One such idea, I suspect, is tennis — and also, perhaps, tennis’s more octagenarian-friendly sibling sports like badminton, pickleball, and ping pong.
Of course, tennis is already beloved around the globe, and played by young and old alike. But, the number of people playing it on a regular basis has typically been limited by at least one of the following factors:
— people participated in other sports/fitness activities instead
— people were busy with jobs or chores or raising children
— people had no tennis court easily accessible (or at least, not one that was not in use most of the time)
This last factor is particularly true for people in poorer countries; that is to say, for most people in the world. Tennis is a finnicky sport, compared to other sports like basketball, football, running, or even baseball, cricket, or road hockey. You can, for example, play basketball on a sloped driveway in front of your house, or on the road in front of your house. You can play football (soccer) in your backyard, or in a park, or in a parking lot with a surface that has been made uneven by years of being driven on. Tennis, in contrast, requires a far more level surface, and a much larger surface. Even, for example, when compared to playing full-court basketball, a tennis court can require about five times more floor space per player (if you are playing singles tennis):
Tennis courts’ size also makes tennis difficult to play indoors (indoor tennis bubble buildings notwithstanding), when compared to sports like basketball or, even more, when compared to indoor fitness gyms. (Tennis courts are even difficult to provide shade for, in comparison to, for instance, playing 3-on-3 basketball). This puts sports like tennis at a disadvantage, particularly in areas where weather gets hot, cold, or rainy—again, areas in which most people in the world live.
Anyway, back to the Boomeroomba test:
Boomers — tennis (and badminton, pickleball, etc, etc.) is more seniors-friendly than most other sports. Many Boomers (including Chinese Boomers, who are a decade or two younger than those in the West) still participate in sports like downhill skiing, long-distance cycling, or pickup basketball, but may stop or at least cut down on these sports as they age in years ahead.

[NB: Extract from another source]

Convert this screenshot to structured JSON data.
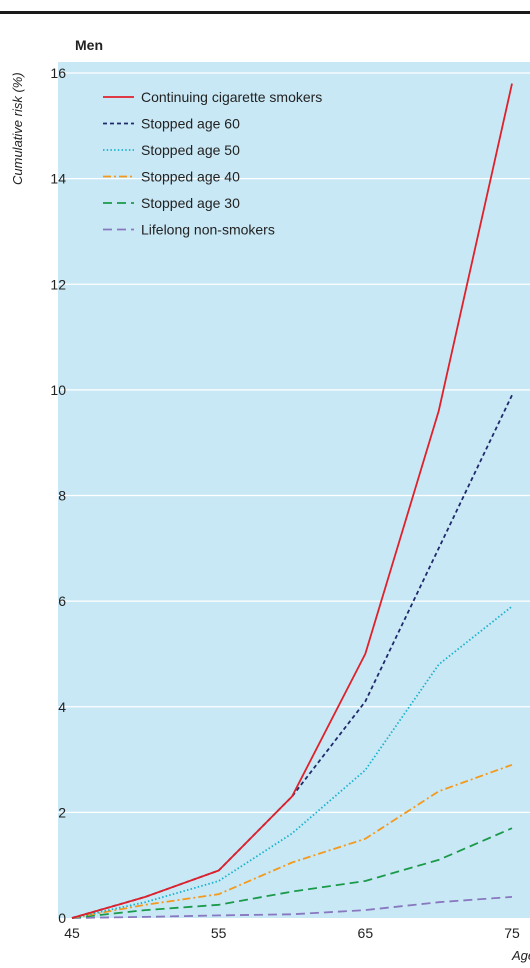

Robots — robots may impact tennis in a number of ways. First, as robots are often meant as time-saving devices, and potentially as job-stealing devices, they may leave much more time for people to do things like play tennis. Second, robots may free up large amounts of commercial land, whether outdoors in parking lots or ndoors in malls or warehouses, as a result of technologies like autonomous vertical warehousing, autonomous delivery to consumers of goods bought online, or autonomous vehicles in general reducing the need for huge parking lots and making it easier for people to travel longer distances. Third, roomba-like robots can be ball boys.

So, tennis passes the test. Of course, so too might other sports — swimming, for example, or golf, or cross-country skiing or snow-shoeing, might also become common as a result of aging Boomers and of robots freeing up time and land. Moreso than tennis, however, those may be limited by their expense in many places.